Australian Woman blames hernia mesh for infection

surgery Wikipedia Australian Woman blames hernia mesh for infectionAn Australian woman has been awarded a $1 million verdict after she suffered an infection following hernia mesh surgery

Kylie Tinnock, a mother of three, underwent incisional hernia repair surgery on June 7, 2010, at  Wagga Base Hospital. The primary surgeon, Dr. Justin Gundara, and specialist general surgeon, Dr. Michael Payne, used a hernia mesh device to assist in repair.

On June 15, 2010, a second surgery was required to drain a seroma that had formed. A vacuum dressing was used as a therapeutic technique to promote healing.

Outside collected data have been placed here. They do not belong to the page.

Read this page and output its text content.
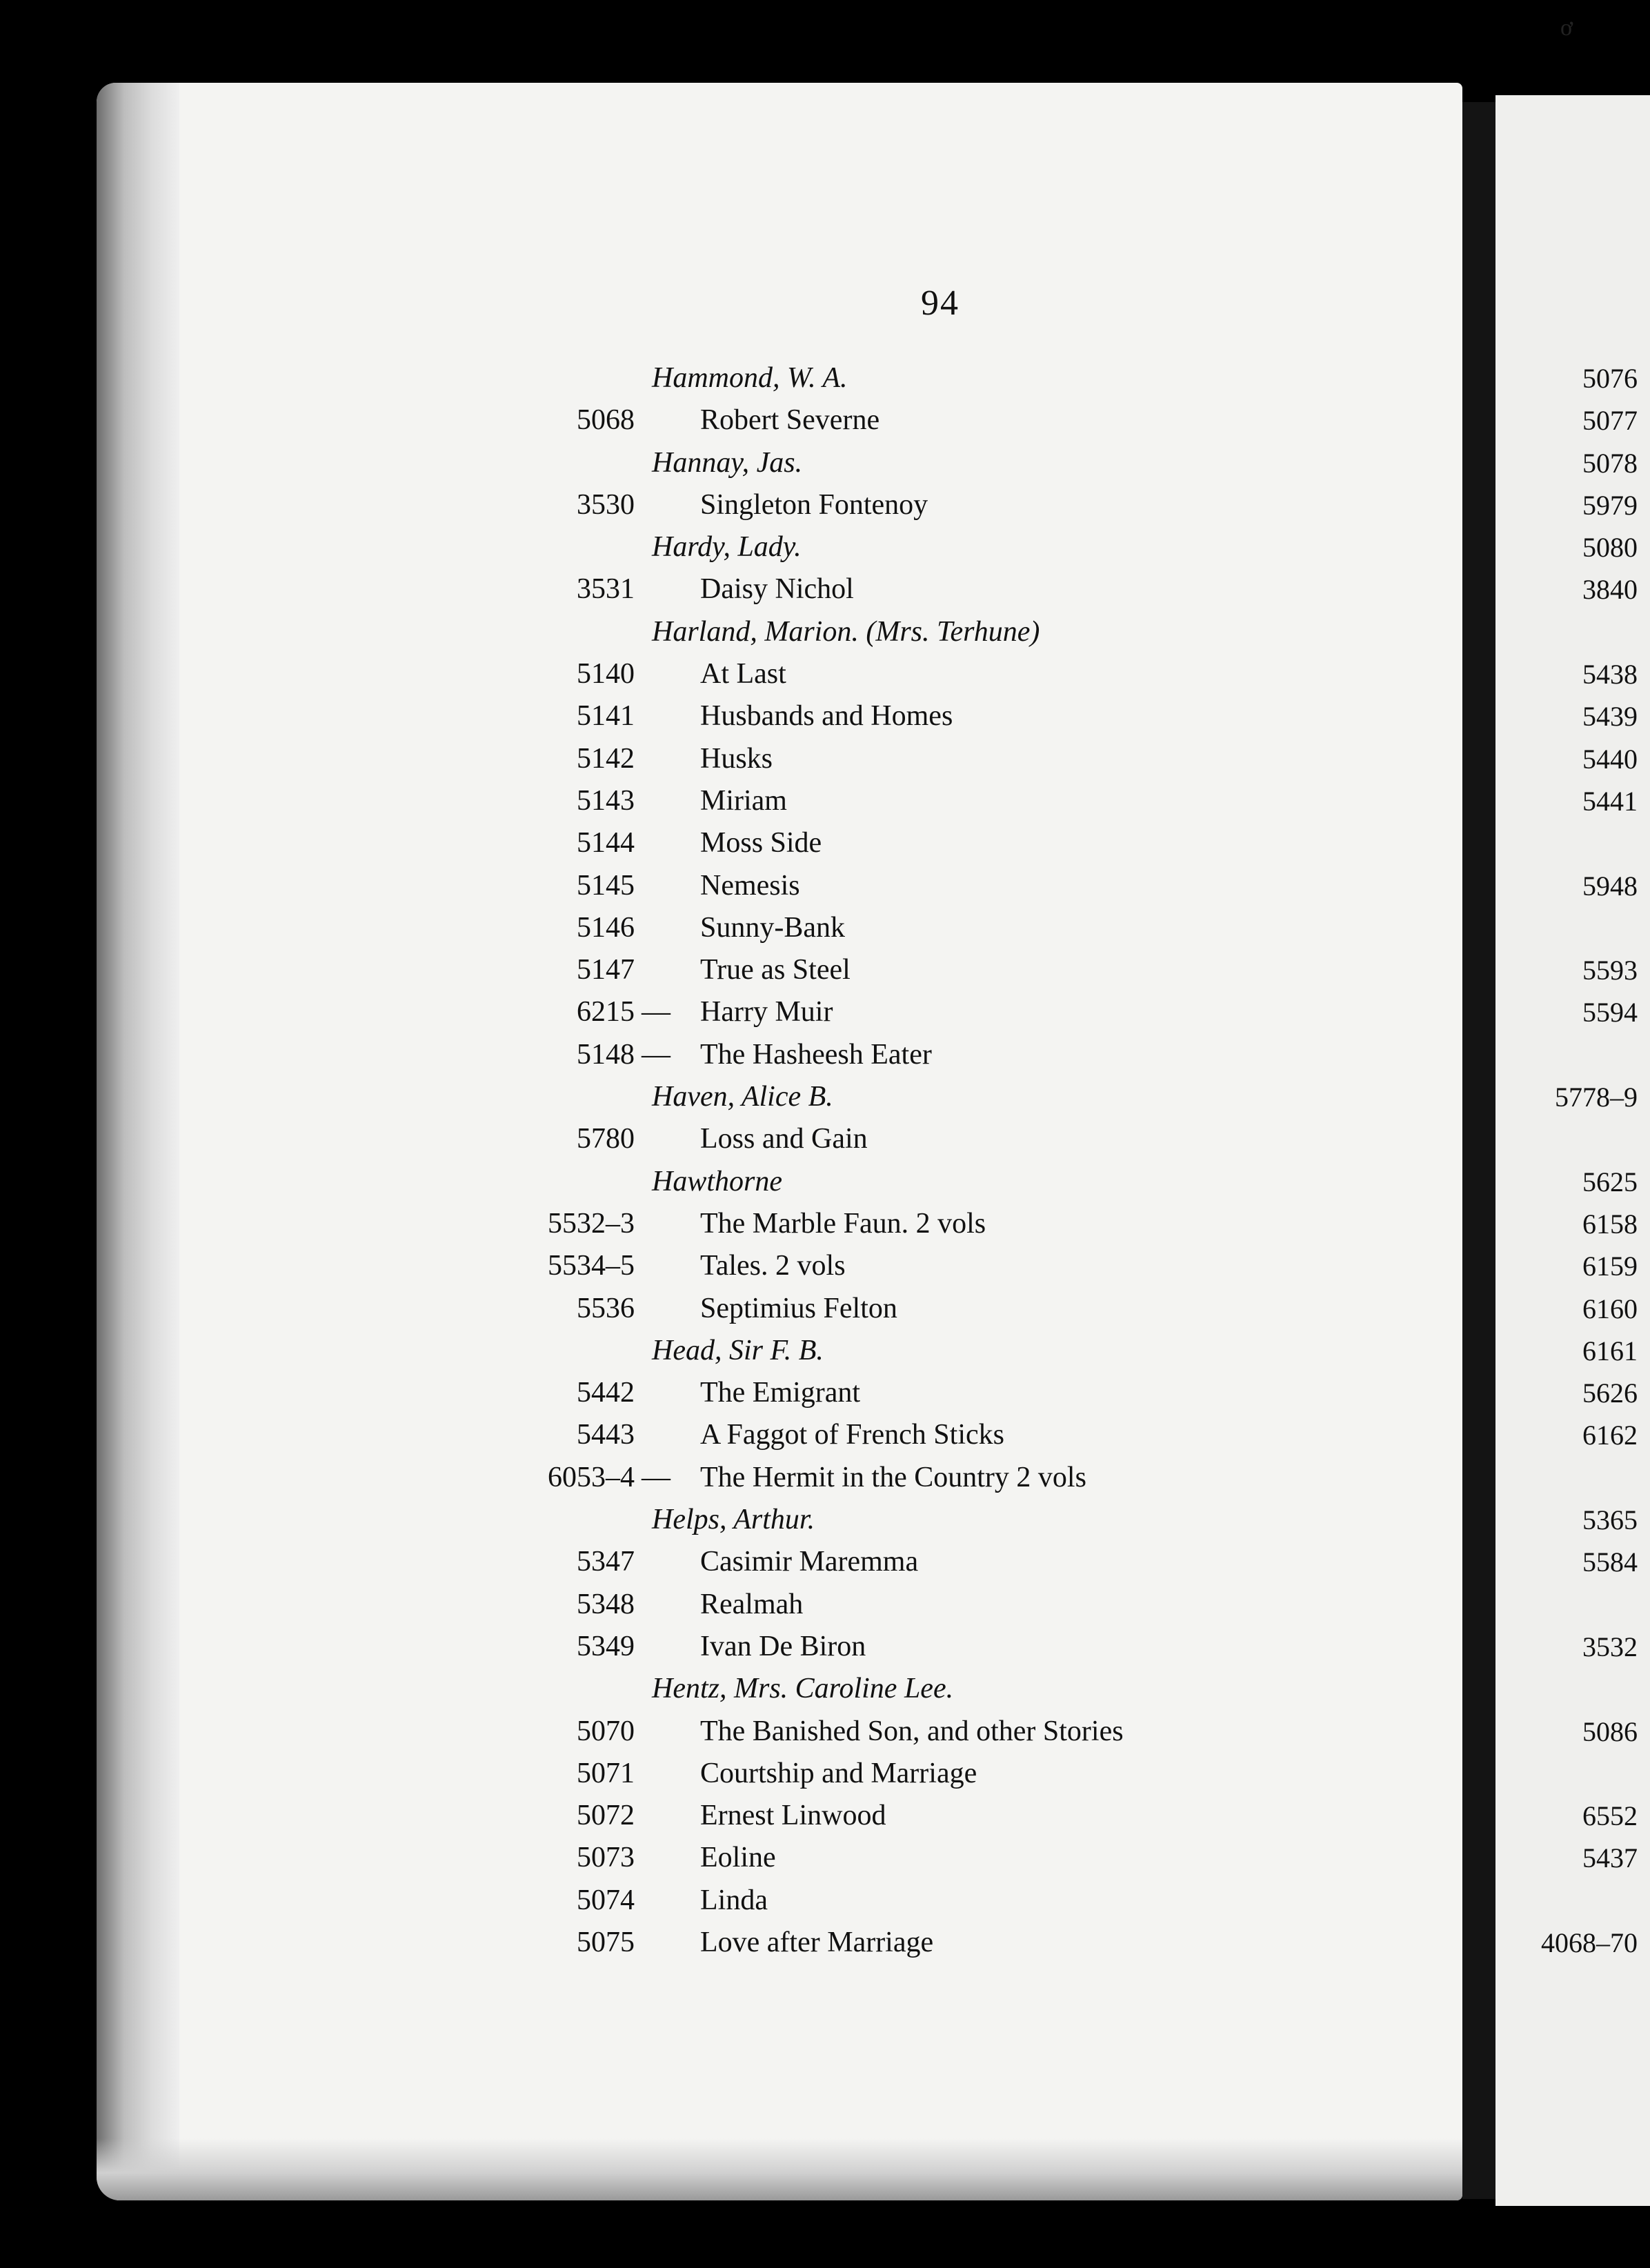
94
Hammond, W. A.
5068 Robert Severne
Hannay, Jas.
3530 Singleton Fontenoy
Hardy, Lady.
3531 Daisy Nichol
Harland, Marion. (Mrs. Terhune)
5140 At Last
5141 Husbands and Homes
5142 Husks
5143 Miriam
5144 Moss Side
5145 Nemesis
5146 Sunny-Bank
5147 True as Steel
6215 — Harry Muir
5148 — The Hasheesh Eater
Haven, Alice B.
5780 Loss and Gain
Hawthorne
5532–3 The Marble Faun. 2 vols
5534–5 Tales. 2 vols
5536 Septimius Felton
Head, Sir F. B.
5442 The Emigrant
5443 A Faggot of French Sticks
6053–4 — The Hermit in the Country 2 vols
Helps, Arthur.
5347 Casimir Maremma
5348 Realmah
5349 Ivan De Biron
Hentz, Mrs. Caroline Lee.
5070 The Banished Son, and other Stories
5071 Courtship and Marriage
5072 Ernest Linwood
5073 Eoline
5074 Linda
5075 Love after Marriage
5076
5077
5078
5979
5080
3840
5438
5439
5440
5441
5948
5593
5594
5778–9
5625
6158
6159
6160
6161
5626
6162
5365
5584
3532
5086
6552
5437
4068–70
ơ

On June 27, 2010, Tinnock returned for a third procedure in which Dr. Payne closed the abdominal cavity from the vacuum dressing.

When Tinnock, 46, began developing an infection, she was admitted to the Calvary Hospital in Canberra on July 16, 2010, where the infection was found to be quite severe. Another surgery was necessary to remove the infection.

Dr. Trevor Currer, a consulting surgeon, advised the Murrumbidgee Local Health District during trial that three contributing factors to Tinnock’s infection were the fact that the patient smoked, was obese, and had a caesarean incision very low in the abdomen.

“Those three factors are massive,” Dr. Currer told the court.

However, those factors weren’t the only reasons for the infection, Dr. Currer pointed out. “Once there is a mesh in place, if you suspect infection, you consider the mesh is implicated.”

In total, Tinnock underwent five surgeries and various treatments following the initial surgery until September 2011, the Blue Mountain Gazette reports. She complained of constant pain and discomfort as well as major scarring. The difficulties severely impaired her daily life. For these reasons among many others, Tinnock sued the Murrumbidgee Local Health District for negligence and damages.

Judge Campbell had no problem ruling in Tinnock’s favor, saying, “She would have gone on to lead a normal unrestricted life and would not have required the multiplicity of operations that followed” had other methods been used.

Although it is unclear which brand hernia mesh was used in Tinnock’s surgery, pateints implanted with Physiomesh report similar problems. The five-layer design of Physiomesh, a product of Johnson & Johnson’s Ethicon, is nonabsorbable with a primary polypropylene mesh at its center. Many patients who have experienced infection following Physiomesh hernia mesh repair surgery complain that the multiple layers discourage adequate fluid drainage, which they say leads to a buildup of infection-causing bacteria.